Centre photographique d’Ile de France, Pontault-Combault, Before the eye lid’s laid, Agnès Geoffray

92
2018
Centre photographique d’Ile de France
  • Agnès Geoffray, Sans titre, série Incidental gestures, 2011. Photo : permission de l'artiste
  • Agnès Geoffray, Laura Nelson, série Incidental gestures, 2012. Photo : permission de l'artiste
  • Agnès Geoffray, L’attachée, série Incidental gestures, 2011. Photo : permission de l'artiste
  • Agnès Geoffray, Métamorphose IV, série Métamorphoses, 2014-2016. Photo : permission de l'artiste
  • Agnès Geoffray, Fables Untold, détail, 2017. Photo : permission de l'artiste
  • Agnès Geoffray, Fables Untold, détail, 2017. Photo : permission de l'artiste
  • Agnès Geoffray, Der Soldat ohne Namen, 2017. Photo : permission de l'artiste

Agnès Geoffray, Before the eye lid’s laid
Centre photographique d’Ile de France, Pontault-Combault, du 8 octobre au 23 décembre 2017

L’exposition Before the eye lid’s laid est le fruit d’une collaboration entre l’artiste Agnès Geoffray et le critique d’art Emil Sennewald. Ce titre énigmatique part de l’hypothèse qu’un moment de latence est nécessaire entre la perception d’une image et l’action qui pourrait en découler : « Seul celui qui cesse de regarder peut commencer à agir. » L’idée n’est pas là pour exprimer une rémanence, mais plutôt le temps essentiel à la formation d’un moment suspendu. À partir d’images, de textes et d’archives produits ou trouvés, Agnès Geoffray s’ingénie à fabriquer les télescopages visuels ou narratifs révélateurs de cette tension.

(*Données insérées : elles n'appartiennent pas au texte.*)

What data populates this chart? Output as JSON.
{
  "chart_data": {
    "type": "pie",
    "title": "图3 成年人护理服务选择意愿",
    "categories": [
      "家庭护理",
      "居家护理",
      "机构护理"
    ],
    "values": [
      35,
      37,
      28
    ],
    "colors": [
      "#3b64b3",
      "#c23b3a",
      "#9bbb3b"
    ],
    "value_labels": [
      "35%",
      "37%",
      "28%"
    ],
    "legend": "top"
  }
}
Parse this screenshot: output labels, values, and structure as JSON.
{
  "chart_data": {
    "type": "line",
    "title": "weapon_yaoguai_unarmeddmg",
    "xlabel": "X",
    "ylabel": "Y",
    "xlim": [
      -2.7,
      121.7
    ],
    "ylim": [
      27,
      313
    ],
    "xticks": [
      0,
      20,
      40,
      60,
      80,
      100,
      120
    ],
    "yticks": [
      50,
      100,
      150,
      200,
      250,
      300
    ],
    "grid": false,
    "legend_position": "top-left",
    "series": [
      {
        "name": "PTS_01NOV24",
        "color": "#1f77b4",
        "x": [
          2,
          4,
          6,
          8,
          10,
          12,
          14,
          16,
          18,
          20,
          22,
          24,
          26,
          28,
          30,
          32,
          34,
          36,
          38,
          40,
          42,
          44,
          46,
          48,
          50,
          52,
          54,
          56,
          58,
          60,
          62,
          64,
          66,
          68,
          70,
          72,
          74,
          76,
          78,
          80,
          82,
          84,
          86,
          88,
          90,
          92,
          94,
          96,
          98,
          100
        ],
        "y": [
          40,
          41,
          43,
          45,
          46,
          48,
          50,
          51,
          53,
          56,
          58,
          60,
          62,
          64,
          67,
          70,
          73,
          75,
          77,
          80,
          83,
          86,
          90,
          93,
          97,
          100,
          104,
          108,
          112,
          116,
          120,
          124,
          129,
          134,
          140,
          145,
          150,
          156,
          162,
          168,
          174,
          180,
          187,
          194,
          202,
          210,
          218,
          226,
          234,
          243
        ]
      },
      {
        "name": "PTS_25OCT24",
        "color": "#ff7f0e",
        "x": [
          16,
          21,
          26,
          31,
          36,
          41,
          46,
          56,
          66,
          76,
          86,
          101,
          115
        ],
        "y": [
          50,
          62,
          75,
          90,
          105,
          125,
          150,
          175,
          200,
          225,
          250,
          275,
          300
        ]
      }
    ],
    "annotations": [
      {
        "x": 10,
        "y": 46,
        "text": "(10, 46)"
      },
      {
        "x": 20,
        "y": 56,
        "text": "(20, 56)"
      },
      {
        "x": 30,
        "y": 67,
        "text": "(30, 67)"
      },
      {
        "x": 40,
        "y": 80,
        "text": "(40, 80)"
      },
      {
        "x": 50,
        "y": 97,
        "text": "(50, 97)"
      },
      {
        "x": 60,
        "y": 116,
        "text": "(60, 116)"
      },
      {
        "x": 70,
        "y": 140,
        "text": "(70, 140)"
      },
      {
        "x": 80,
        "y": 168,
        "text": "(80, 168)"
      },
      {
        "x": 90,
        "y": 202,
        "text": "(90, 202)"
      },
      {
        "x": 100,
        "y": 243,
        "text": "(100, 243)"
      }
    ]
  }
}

Lorsque les images sont trouvées, elle les fait généralement basculer dans un autre régime de vérité. Les images de la série Incidental Gestures (2011-2012) peuvent alors devenir résistantes, comme la photographie de Laura Nelson pendue, pour qui elle efface la corde la reliant à sa potence. Le geste d’une grande simplicité la transforme alors en une figure d’élévation. À l’inverse de la propagande qui truquait les images à des fins souvent inavouables, l’artiste les retouche à des fins de réparation. Agnès Geoffray prend à rebours l’histoire, la grande comme la petite. Elle confronte les faits, qu’ils soient historiques, intimes ou anecdotiques, sans que l’on sache jamais si ce que l’on voit ressort d’une archive pré-existante ou d’un geste qu’elle a parfaitement orchestré. Dans Métamorphoses (2015-2016), la perception visuelle bute de la même façon sur les anomalies, mais à ceci près qu’elle met en scène les personnages qui s’y trouvent. La petite fille de Métamorphose IV postée à côté d’un tableau noir crée un malaise difficile à circonscrire : une familiarité dans un premier temps, en raison de la banale scène d’école à laquelle elle parait renvoyer, finit par se transformer en étrangeté. Le dessin d’un animal monstrueux sur le tableau dont la multitude de petits traits intrigue, puis le geste déictique de l’enfant qui semble vouloir nous punir. Double inquiétant. L’image devient accusatrice et semble nous reprocher de ne pas avoir bien regardé ou bien d’y avoir cru.

Crédulité autant mise à l’épreuve dans Flying Man, un film de 1912 remonté pour l’occasion, observant la chute dramatique d’un homme essayant un parachute en forme de chauve-souris. La figure noire ralentie tombe inéluctablement. Le remontage du film suspend le moment de la chute comme pour laisser voler l’homme un peu plus longtemps, conformément à ses rêves. Ce goût pour les ellipses narratives est parfois relayé par des mots, comme dans les anciens télégrammes qu’Agnès Geoffray a choisis pour les situations d’urgence qu’ils représentent (série Télégrammes II, 2017) ou l’installation Fables Untold (2017), dossiers, boites, albums dont le contenu n’est perceptible que par les mots qui s’y inscrivent, souvent énigmatiques, mais suffisants pour imaginer quelques histoires dramatiques, à l’image des tracts de Claude Cahun et de sa compagne Suzanne Malherbe reproduits par l’artiste sur des morceaux de soie de couleurs. Ceux-ci glissés dans les poches des soldats allemands à leur insu étaient destinés à saper leur obéissance pendant la Seconde Guerre mondiale (Der Soldat ohne Namen [2017]). Une fois la paupière réouverte, il serait donc temps de passer à l’acte.